Fintechs Impatient as British Banks Seek Extra Time to Open Up

A man takes a photograph of the Canary Wharf financial district from Greenwich Park in London
A man takes a photograph of the Canary Wharf financial district from Greenwich Park in London, Britain, January 22, 2017. REUTERS/Hannah McKay

By Emma Rumney
LONDON (Reuters)

Financial technology firms were supposed to start breaking into mainstream banking this month when new rules forced Britain’s nine big banks to loosen their grip on the industry

But many fintech companies are still waiting with frustration on the sidelines after the banks delayed making the changes.

The impact of the rules, which require the banks to open up their data so other companies can target their customers with tailored products and deals, was always expected to be gradual.

But six of the nine banks have asked Britain’s regulator for an extension to the January 13 deadline for putting in place the ‘open banking‘ regulation, which overlaps with a new European Union directive known as PSD2.



A number of Britain’s most well-known fintech firms told Reuters they have had to put their own plans on hold or decided to put off making them altogether.

“We have decided to postpone our open banking implementation until all the banks can prove they have… all the required data available,” said Steve Tigar, CEO of app Money Dashboard, which allows users to see all their bank accounts in one place.


The rules could shake up British banking by letting smaller rivals challenge the dominance of large players

Only Lloyds Banking Group, Dankse Bank UK and Allied Irish Banks had launched all the technology needed to share their all of their customers’ data by the deadline.

The other six asked for extensions of between a couple of weeks and a year, for some or all of their customers’ data.

Fintech firms can start testing their own systems with what is available now, but the firms Reuters spoke to said they wanted all the banks to be up to speed first.



The Royal Bank of Scotland (RBS), HSBC, Barclays, Santander UK, Bank of Ireland and Nationwide Building Society all asked the CMA for more time to make the changes.

A senior executive at one of Britain’s biggest banks said the regulations and increased competition could cost the industry between six and ten percent of revenues.

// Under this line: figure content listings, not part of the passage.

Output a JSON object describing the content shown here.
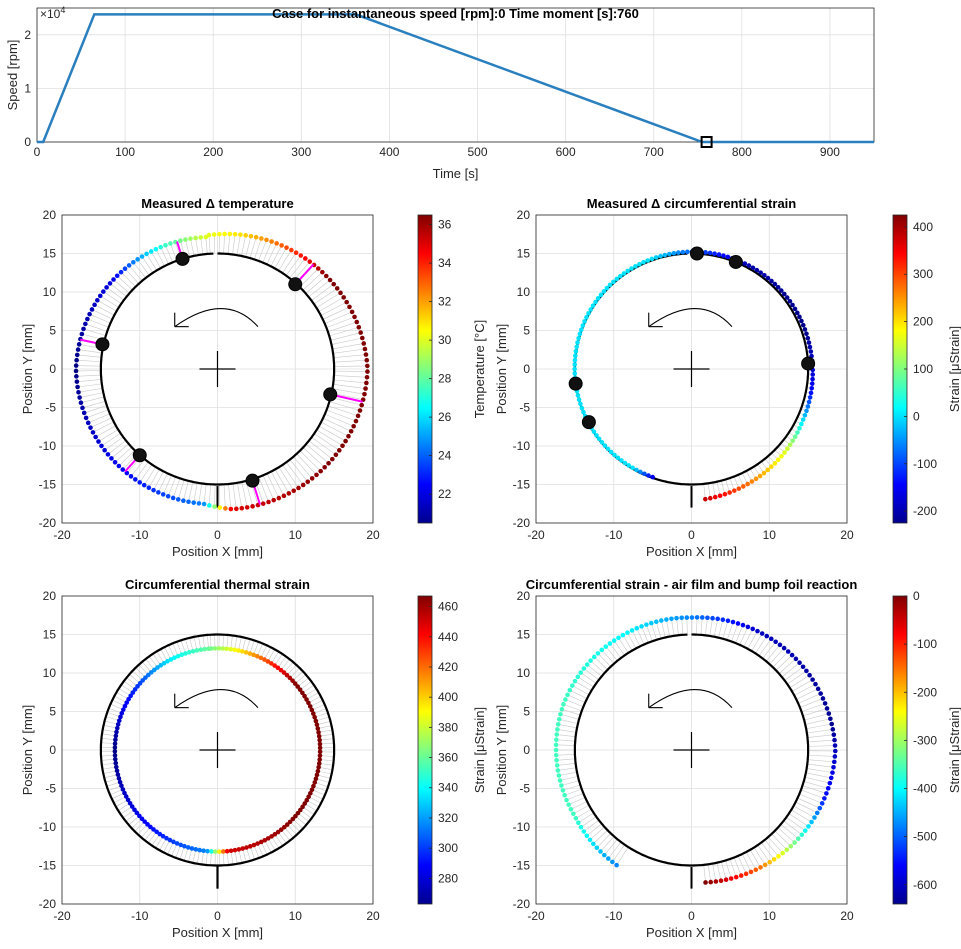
{
  "figure": {
    "title": "Case for instantaneous speed [rpm]:0 Time moment [s]:760"
  },
  "chart_data": [
    {
      "type": "line",
      "title": "Case for instantaneous speed [rpm]:0 Time moment [s]:760",
      "xlabel": "Time [s]",
      "ylabel": "Speed [rpm]",
      "exponent_label": "×10",
      "exponent_power": "4",
      "xlim": [
        0,
        950
      ],
      "ylim": [
        0,
        25000
      ],
      "xticks": [
        "0",
        "100",
        "200",
        "300",
        "400",
        "500",
        "600",
        "700",
        "800",
        "900"
      ],
      "yticks": [
        "0",
        "1",
        "2"
      ],
      "grid": true,
      "color": "#2a7fbf",
      "series": [
        {
          "x": [
            0,
            7,
            65,
            362,
            755,
            950
          ],
          "y": [
            0,
            0,
            23800,
            23800,
            0,
            0
          ]
        }
      ],
      "marker": {
        "x": 760,
        "y": 0,
        "shape": "square"
      }
    },
    {
      "type": "scatter",
      "title": "Measured Δ temperature",
      "xlabel": "Position X [mm]",
      "ylabel": "Position Y [mm]",
      "xlim": [
        -20,
        20
      ],
      "ylim": [
        -20,
        20
      ],
      "xticks": [
        "-20",
        "-10",
        "0",
        "10",
        "20"
      ],
      "yticks": [
        "-20",
        "-15",
        "-10",
        "-5",
        "0",
        "5",
        "10",
        "15",
        "20"
      ],
      "colorbar": {
        "label": "Temperature [°C]",
        "range": [
          20.5,
          36.5
        ],
        "ticks": [
          "22",
          "24",
          "26",
          "28",
          "30",
          "32",
          "34",
          "36"
        ],
        "colormap": "jet"
      },
      "color_profile": [
        {
          "angle": 95,
          "value": 30
        },
        {
          "angle": 115,
          "value": 27
        },
        {
          "angle": 140,
          "value": 22
        },
        {
          "angle": 180,
          "value": 20.5
        },
        {
          "angle": 230,
          "value": 22.5
        },
        {
          "angle": 264,
          "value": 24.5
        },
        {
          "angle": 276,
          "value": 35
        },
        {
          "angle": 320,
          "value": 36.5
        },
        {
          "angle": 360,
          "value": 36.5
        },
        {
          "angle": 400,
          "value": 36.5
        },
        {
          "angle": 415,
          "value": 34
        },
        {
          "angle": 440,
          "value": 31
        },
        {
          "angle": 455,
          "value": 30
        }
      ],
      "offset_profile": [
        {
          "angle": 95,
          "value": 2.2
        },
        {
          "angle": 180,
          "value": 3.2
        },
        {
          "angle": 264,
          "value": 2.6
        },
        {
          "angle": 276,
          "value": 3.3
        },
        {
          "angle": 360,
          "value": 4.3
        },
        {
          "angle": 455,
          "value": 2.4
        }
      ],
      "sensors": [
        {
          "x": -4.5,
          "y": 14.3
        },
        {
          "x": 10.0,
          "y": 11.0
        },
        {
          "x": -14.8,
          "y": 3.2
        },
        {
          "x": 14.5,
          "y": -3.3
        },
        {
          "x": -10.0,
          "y": -11.2
        },
        {
          "x": 4.5,
          "y": -14.5
        }
      ],
      "sensor_links": true
    },
    {
      "type": "scatter",
      "title": "Measured Δ circumferential strain",
      "xlabel": "Position X [mm]",
      "ylabel": "Position Y [mm]",
      "xlim": [
        -20,
        20
      ],
      "ylim": [
        -20,
        20
      ],
      "xticks": [
        "-20",
        "-10",
        "0",
        "10",
        "20"
      ],
      "yticks": [
        "-20",
        "-15",
        "-10",
        "-5",
        "0",
        "5",
        "10",
        "15",
        "20"
      ],
      "colorbar": {
        "label": "Strain [μStrain]",
        "range": [
          -225,
          425
        ],
        "ticks": [
          "-200",
          "-100",
          "0",
          "100",
          "200",
          "300",
          "400"
        ],
        "colormap": "jet"
      },
      "color_profile": [
        {
          "angle": 276,
          "value": 380
        },
        {
          "angle": 300,
          "value": 250
        },
        {
          "angle": 320,
          "value": 150
        },
        {
          "angle": 335,
          "value": 0
        },
        {
          "angle": 350,
          "value": -150
        },
        {
          "angle": 380,
          "value": -220
        },
        {
          "angle": 420,
          "value": -200
        },
        {
          "angle": 450,
          "value": -80
        },
        {
          "angle": 470,
          "value": 0
        },
        {
          "angle": 600,
          "value": 0
        },
        {
          "angle": 610,
          "value": -150
        }
      ],
      "offset_profile": [
        {
          "angle": 276,
          "value": 2.0
        },
        {
          "angle": 335,
          "value": 0.8
        },
        {
          "angle": 370,
          "value": 0.5
        },
        {
          "angle": 460,
          "value": 0.2
        },
        {
          "angle": 600,
          "value": -0.1
        }
      ],
      "color_range_angles": [
        276,
        612
      ],
      "sensors": [
        {
          "x": 0.7,
          "y": 15.0
        },
        {
          "x": 5.7,
          "y": 13.9
        },
        {
          "x": 15.0,
          "y": 0.7
        },
        {
          "x": -14.9,
          "y": -1.9
        },
        {
          "x": -13.2,
          "y": -6.9
        }
      ],
      "sensor_links": false
    },
    {
      "type": "scatter",
      "title": "Circumferential thermal strain",
      "xlabel": "Position X [mm]",
      "ylabel": "Position Y [mm]",
      "xlim": [
        -20,
        20
      ],
      "ylim": [
        -20,
        20
      ],
      "xticks": [
        "-20",
        "-10",
        "0",
        "10",
        "20"
      ],
      "yticks": [
        "-20",
        "-15",
        "-10",
        "-5",
        "0",
        "5",
        "10",
        "15",
        "20"
      ],
      "colorbar": {
        "label": "Strain [μStrain]",
        "range": [
          263,
          467
        ],
        "ticks": [
          "280",
          "300",
          "320",
          "340",
          "360",
          "380",
          "400",
          "420",
          "440",
          "460"
        ],
        "colormap": "jet"
      },
      "color_profile": [
        {
          "angle": 95,
          "value": 360
        },
        {
          "angle": 115,
          "value": 340
        },
        {
          "angle": 140,
          "value": 300
        },
        {
          "angle": 180,
          "value": 263
        },
        {
          "angle": 230,
          "value": 290
        },
        {
          "angle": 264,
          "value": 315
        },
        {
          "angle": 276,
          "value": 450
        },
        {
          "angle": 320,
          "value": 467
        },
        {
          "angle": 360,
          "value": 467
        },
        {
          "angle": 400,
          "value": 467
        },
        {
          "angle": 415,
          "value": 440
        },
        {
          "angle": 440,
          "value": 390
        },
        {
          "angle": 455,
          "value": 360
        }
      ],
      "offset_profile": [
        {
          "angle": 95,
          "value": -1.8
        },
        {
          "angle": 455,
          "value": -1.8
        }
      ],
      "sensors": [],
      "sensor_links": false
    },
    {
      "type": "scatter",
      "title": "Circumferential strain - air film and bump foil reaction",
      "xlabel": "Position X [mm]",
      "ylabel": "Position Y [mm]",
      "xlim": [
        -20,
        20
      ],
      "ylim": [
        -20,
        20
      ],
      "xticks": [
        "-20",
        "-10",
        "0",
        "10",
        "20"
      ],
      "yticks": [
        "-20",
        "-15",
        "-10",
        "-5",
        "0",
        "5",
        "10",
        "15",
        "20"
      ],
      "colorbar": {
        "label": "Strain [μStrain]",
        "range": [
          -640,
          0
        ],
        "ticks": [
          "-600",
          "-500",
          "-400",
          "-300",
          "-200",
          "-100",
          "0"
        ],
        "colormap": "jet"
      },
      "color_profile": [
        {
          "angle": 276,
          "value": 0
        },
        {
          "angle": 300,
          "value": -150
        },
        {
          "angle": 320,
          "value": -350
        },
        {
          "angle": 340,
          "value": -550
        },
        {
          "angle": 370,
          "value": -630
        },
        {
          "angle": 420,
          "value": -600
        },
        {
          "angle": 450,
          "value": -480
        },
        {
          "angle": 480,
          "value": -400
        },
        {
          "angle": 520,
          "value": -360
        },
        {
          "angle": 570,
          "value": -360
        },
        {
          "angle": 598,
          "value": -480
        }
      ],
      "offset_profile": [
        {
          "angle": 276,
          "value": 2.3
        },
        {
          "angle": 360,
          "value": 3.5
        },
        {
          "angle": 450,
          "value": 2.2
        },
        {
          "angle": 520,
          "value": 2.5
        },
        {
          "angle": 570,
          "value": 2.3
        },
        {
          "angle": 598,
          "value": 2.8
        }
      ],
      "color_range_angles": [
        276,
        598
      ],
      "sensors": [],
      "sensor_links": false
    }
  ]
}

The Bank of England has estimated the largest lenders could lose more than one billion pounds ($1.38 billion) in aggregate profits by 2023.

For some, this meant the delays were not surprising.

“There’s very little incentive for (banks) to play ball with this, because it’s just a pure downside scenario,” said Steve Graham founder of fintech firm Teller.

The banks said they needed more time due to complexity in implementing the changes or to ensure the technology required to share data was secure. They say they are committed to the new rules, which present an opportunity to deliver a better service to their own clients.